An inequality concerning Lagrange's identity

Question

Does the following inequality still hold $$(a^2_{1}+b^2_{2}+b^2_{3})(a^2_{2}+b^2_{3}+b^2_{1})(a^2_{3}+b^2_{1}+b^2_{2})\ge (b^2_{1}+b^2_{2}+b^2_{3})(a_{1}b_{1}+a_{2}b_{2}+a_{3}b_{3})^2 $$ $$+\dfrac{1}{2}(b_{1}a_{2}b_{3}-b_{1}b_{2}a_{3})^2+\dfrac{1}{2}(b_{1}b_{2}a_{3}-a_{1}b_{2}b_{3})^2+\dfrac{1}{2}(a_{1}b_{2}b_{3}-b_{1}a_{2}b_{3})^2\tag{*}$$ for $a_{i},b_{i}\in \mathbb R,i=1,2,3$?

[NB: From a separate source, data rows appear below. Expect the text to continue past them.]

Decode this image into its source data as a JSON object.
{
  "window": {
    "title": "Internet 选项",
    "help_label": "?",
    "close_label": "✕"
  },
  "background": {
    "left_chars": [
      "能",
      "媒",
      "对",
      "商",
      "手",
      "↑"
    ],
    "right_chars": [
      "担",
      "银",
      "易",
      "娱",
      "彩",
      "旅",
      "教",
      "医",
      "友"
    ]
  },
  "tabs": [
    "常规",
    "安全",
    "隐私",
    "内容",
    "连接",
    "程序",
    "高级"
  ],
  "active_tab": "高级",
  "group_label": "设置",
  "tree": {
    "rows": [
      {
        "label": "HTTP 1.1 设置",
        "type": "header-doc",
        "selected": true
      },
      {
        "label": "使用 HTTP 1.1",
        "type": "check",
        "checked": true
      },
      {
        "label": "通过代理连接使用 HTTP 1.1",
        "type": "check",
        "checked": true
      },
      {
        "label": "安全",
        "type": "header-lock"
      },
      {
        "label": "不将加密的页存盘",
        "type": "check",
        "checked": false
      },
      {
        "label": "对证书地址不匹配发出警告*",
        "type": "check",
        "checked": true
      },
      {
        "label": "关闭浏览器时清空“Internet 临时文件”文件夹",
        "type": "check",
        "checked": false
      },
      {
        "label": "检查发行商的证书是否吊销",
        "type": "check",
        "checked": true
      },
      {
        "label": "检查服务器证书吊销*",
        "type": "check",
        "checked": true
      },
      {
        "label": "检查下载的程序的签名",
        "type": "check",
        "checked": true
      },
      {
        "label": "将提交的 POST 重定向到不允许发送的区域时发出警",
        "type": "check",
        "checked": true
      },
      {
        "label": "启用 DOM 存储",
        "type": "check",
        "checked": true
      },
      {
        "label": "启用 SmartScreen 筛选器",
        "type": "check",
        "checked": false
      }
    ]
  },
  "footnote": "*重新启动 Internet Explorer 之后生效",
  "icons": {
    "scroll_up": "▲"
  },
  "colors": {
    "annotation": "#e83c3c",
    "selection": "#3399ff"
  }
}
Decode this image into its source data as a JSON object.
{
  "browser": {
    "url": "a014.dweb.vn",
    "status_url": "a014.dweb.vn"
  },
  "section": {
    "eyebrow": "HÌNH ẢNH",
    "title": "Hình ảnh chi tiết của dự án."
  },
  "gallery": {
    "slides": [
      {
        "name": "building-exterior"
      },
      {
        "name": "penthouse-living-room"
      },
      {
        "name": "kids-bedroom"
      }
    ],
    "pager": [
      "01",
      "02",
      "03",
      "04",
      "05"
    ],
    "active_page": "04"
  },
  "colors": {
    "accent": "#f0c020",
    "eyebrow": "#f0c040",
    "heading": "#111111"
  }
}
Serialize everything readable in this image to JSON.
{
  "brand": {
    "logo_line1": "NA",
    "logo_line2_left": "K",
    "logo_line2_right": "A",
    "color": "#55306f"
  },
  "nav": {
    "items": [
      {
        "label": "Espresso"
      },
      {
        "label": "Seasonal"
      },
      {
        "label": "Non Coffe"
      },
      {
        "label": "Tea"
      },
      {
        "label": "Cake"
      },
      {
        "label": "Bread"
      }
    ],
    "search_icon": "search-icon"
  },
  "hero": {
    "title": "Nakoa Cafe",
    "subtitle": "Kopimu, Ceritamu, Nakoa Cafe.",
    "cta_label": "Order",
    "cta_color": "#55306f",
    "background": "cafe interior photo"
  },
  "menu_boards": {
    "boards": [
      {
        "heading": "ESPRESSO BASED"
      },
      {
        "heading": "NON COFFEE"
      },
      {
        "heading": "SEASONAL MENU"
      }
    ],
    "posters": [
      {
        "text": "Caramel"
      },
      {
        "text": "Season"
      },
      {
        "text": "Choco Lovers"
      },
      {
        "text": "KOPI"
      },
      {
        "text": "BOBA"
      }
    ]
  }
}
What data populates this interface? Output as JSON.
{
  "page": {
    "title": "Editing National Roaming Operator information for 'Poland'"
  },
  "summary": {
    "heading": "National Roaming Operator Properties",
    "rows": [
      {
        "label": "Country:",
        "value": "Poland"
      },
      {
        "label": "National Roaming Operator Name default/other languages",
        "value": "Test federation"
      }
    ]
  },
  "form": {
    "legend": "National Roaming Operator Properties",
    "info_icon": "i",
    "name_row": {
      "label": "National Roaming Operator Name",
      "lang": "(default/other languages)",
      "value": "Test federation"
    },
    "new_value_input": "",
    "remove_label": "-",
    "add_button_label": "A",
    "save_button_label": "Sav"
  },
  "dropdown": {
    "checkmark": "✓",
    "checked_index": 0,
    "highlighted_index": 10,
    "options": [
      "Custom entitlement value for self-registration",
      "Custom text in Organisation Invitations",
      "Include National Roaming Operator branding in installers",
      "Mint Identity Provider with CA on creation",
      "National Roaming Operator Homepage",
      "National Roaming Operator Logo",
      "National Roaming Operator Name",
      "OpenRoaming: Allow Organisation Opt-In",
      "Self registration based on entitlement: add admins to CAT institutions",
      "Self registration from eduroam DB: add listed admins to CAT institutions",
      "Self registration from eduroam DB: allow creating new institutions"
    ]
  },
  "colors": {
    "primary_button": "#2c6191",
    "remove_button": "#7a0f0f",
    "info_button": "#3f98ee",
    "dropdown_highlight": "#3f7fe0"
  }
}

we know Lagrange's identity $$(a^2_{1}+a^2_{2}+a^2_{3})(b^2_{1}+b^2_{2}+b^2_{3})=(a_{1}b_{1}+a_{2}b_{2}+a_{3}b_{3})^2+\sum_{i=1}^{2}\sum_{j=i+1}^{3}(a_{i}b_{j}-a_{j}b_{i})^2$$

then we have Cauchy-Schwarz inequality $$(a^2_{1}+a^2_{2}+a^2_{3})(b^2_{1}+b^2_{2}+b^2_{3})\ge (a_{1}b_{1}+a_{2}b_{2}+a_{3}b_{3})^2$$

Answer 1

We have the following identity. $$(a^2+y^2+z^2)(b^2+x^2+z^2)(c^2+x^2+y^2)-(x^2+y^2+z^2)(ax+by+cz)^2-$$ $$-\frac{1}{2}(ayz-bxz)^2-\frac{1}{2}(ayz-cxy)^2-\frac{1}{2}(bxz-cxy)^2=$$ $$=(x^2+y^2)(x^2+z^2)(y^2+z^2)+a^2b^2c^2+a^2b^2(x^2+y^2)+a^2c^2(x^2+z^2)+b^2c^2(y^2+z^2)-$$ $$-2abxy(x^2+y^2)-2acxz(x^2+z^2)-2bcyz(y^2+z^2)-xyz(abz+acy+bcx).$$ I hope it can help.